3. M. [H] fait grief à l'arrêt de le condamner à payer à la société Amazone métal la somme de 463 972,68 euros à titre de dommages et intérêts au titre du compte courant annulé, avec intérêts au taux légal à compter du 13 juin 2012, alors « que les actions en responsabilité à l'encontre des dirigeants prévues aux articles L. 223-19 et L. 223-22 se prescrivent par trois ans à compter du fait dommageable ou, s'il a été dissimulé, de sa révélation ; qu'en considérant que la demande de condamnation au paiement de la somme de 463 972,68 euros à titre de dommages-intérêts, formée par la société Amazone Métal à l'encontre de son ancien dirigeant, était soumise à la prescription quinquennale de droit commun, quand une telle action ne peut être fondée que sur les dispositions de l'article L. 223-22 du code de commerce, de sorte qu'elle est nécessairement soumise à la prescription triennale, la cour d'appel a violé les articles L. 223-22 et L. 223-23 du code de commerce. »

Réponse de la Cour

Vu les articles L. 223-22 et L. 223-23 du code de commerce :

4. Aux termes du premier de ces textes, les gérants sont responsables, individuellement ou solidairement, selon le cas, envers la société ou envers les tiers, soit des infractions aux dispositions législatives ou réglementaires applicables aux sociétés à responsabilité limitée, soit des violations des statuts, soit des fautes commises dans leur gestion.

5. Aux termes du second, les actions en responsabilité prévues à l'article L. 223-22 du code de commerce se prescrivent par trois ans à compter du fait dommageable ou, s'il a été dissimulé, de sa révélation.

6. Pour retenir que la prescription quinquennale est applicable à la demande de la société Amazone métal et en déduire que cette demande n'est pas prescrite, l'arrêt, après avoir retenu que M. [H], ancien gérant de cette société, est le réel titulaire du compte courant débiteur, par le jeu de l'interposition de la société TMB, retient qu'en application de l'article L. 223-21 du code de commerce, toute convention de compte courant débiteur est nulle, notamment lorsqu'elle a été obtenue par personne interposée, qu'une telle nullité a pour conséquence l'anéantissement rétroactif du contrat en toutes ses dispositions et l'obligation pour le titulaire du compte courant débiteur par interposition de personne de restituer les fonds, et que l'action en nullité de la convention de compte courant débiteur présentée par la société Amazone métal, qui est distincte de l'action en responsabilité du dirigeant visée à l'article L. 223-22 du code de commerce, est soumise au délai de prescription quinquennale prévu à l'article L. 110-4 du code de commerce.

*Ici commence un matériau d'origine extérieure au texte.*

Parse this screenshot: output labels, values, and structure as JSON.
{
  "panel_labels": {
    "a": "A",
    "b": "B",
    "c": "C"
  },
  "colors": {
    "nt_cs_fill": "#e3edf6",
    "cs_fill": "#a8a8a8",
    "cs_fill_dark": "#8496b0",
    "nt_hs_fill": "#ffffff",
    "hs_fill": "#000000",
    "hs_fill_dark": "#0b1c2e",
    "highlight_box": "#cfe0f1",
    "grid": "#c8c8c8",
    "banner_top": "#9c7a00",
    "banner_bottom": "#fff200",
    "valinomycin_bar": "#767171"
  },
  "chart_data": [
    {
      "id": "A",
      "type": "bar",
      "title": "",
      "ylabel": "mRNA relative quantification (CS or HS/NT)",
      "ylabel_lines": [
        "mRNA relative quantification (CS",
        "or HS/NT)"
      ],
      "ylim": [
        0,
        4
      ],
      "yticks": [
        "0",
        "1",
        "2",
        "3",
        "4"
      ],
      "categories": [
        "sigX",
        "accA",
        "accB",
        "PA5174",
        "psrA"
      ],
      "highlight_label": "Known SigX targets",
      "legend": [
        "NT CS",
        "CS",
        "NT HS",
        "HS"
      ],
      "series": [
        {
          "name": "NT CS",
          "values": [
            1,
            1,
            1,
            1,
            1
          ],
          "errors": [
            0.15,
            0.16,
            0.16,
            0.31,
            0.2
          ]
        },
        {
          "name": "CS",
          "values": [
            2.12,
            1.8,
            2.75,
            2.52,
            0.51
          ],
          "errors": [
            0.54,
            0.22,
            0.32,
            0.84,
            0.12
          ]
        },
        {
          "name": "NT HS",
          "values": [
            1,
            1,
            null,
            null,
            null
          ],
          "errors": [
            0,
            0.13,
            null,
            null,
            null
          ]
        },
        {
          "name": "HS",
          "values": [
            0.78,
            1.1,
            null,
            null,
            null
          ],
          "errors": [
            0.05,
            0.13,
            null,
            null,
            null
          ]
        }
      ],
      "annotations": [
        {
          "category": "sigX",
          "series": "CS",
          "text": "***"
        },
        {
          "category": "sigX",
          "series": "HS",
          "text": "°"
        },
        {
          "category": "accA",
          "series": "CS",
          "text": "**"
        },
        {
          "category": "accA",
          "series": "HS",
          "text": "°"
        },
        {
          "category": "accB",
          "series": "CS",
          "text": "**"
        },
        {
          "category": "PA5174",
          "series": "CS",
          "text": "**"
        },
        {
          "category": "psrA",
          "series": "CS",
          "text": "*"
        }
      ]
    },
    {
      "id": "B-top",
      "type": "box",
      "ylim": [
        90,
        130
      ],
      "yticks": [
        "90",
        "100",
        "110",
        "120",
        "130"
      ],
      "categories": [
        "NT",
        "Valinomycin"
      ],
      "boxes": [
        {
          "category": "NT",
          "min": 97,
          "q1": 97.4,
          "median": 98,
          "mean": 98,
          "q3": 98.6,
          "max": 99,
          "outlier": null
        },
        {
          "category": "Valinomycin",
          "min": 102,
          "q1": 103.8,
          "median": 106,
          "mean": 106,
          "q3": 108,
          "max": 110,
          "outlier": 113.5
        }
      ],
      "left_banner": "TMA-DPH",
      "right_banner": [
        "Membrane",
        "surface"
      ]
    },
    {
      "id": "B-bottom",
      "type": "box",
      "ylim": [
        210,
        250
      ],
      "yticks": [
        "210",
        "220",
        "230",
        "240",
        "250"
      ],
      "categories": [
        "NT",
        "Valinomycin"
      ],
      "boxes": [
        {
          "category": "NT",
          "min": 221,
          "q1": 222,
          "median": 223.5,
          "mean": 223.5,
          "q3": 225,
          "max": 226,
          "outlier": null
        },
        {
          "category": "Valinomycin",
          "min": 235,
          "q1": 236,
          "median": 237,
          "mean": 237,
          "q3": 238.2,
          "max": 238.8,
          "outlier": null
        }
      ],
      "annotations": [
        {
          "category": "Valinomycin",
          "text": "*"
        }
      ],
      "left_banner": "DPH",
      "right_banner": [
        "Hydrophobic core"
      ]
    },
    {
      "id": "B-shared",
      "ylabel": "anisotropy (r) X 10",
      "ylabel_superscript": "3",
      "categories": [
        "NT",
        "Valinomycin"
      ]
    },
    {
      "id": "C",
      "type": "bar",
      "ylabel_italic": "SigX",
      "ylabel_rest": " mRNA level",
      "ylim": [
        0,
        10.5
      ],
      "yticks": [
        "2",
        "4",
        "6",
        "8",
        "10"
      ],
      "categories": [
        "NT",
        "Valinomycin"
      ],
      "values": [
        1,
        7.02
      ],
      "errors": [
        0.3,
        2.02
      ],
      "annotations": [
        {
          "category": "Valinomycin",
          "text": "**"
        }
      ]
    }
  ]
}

7. En statuant ainsi, alors qu'elle condamnait M. [H], par confirmation du jugement entrepris, non pas à la restitution du solde débiteur du compte courant ouvert au nom de la société TMB, personne interposée, à la suite de l'annulation de la convention de découvert en compte, mais au paiement de dommages et intérêts, la cour d'appel a violé le texte susvisé.

PAR CES MOTIFS, et sans qu'il y ait lieu de statuer sur le dernier grief, la Cour :

CASSE ET ANNULE, mais seulement en ce que, confirmant le jugement entrepris, il condamne M. [H] à payer à la société Amazone métal la somme de 463 972,68 euros à titre de dommages et intérêts et en ce qu'il
statue sur les dépens et l'application de l'article 700 du code de procédure civile, l'arrêt rendu le 25 mai 2021, entre les parties, par la cour d'appel de Fort-de-France ;

Remet, sur ces points, l'affaire et les parties dans l'état où elles se trouvaient avant cet arrêt et les renvoie devant la cour d'appel de Cayenne.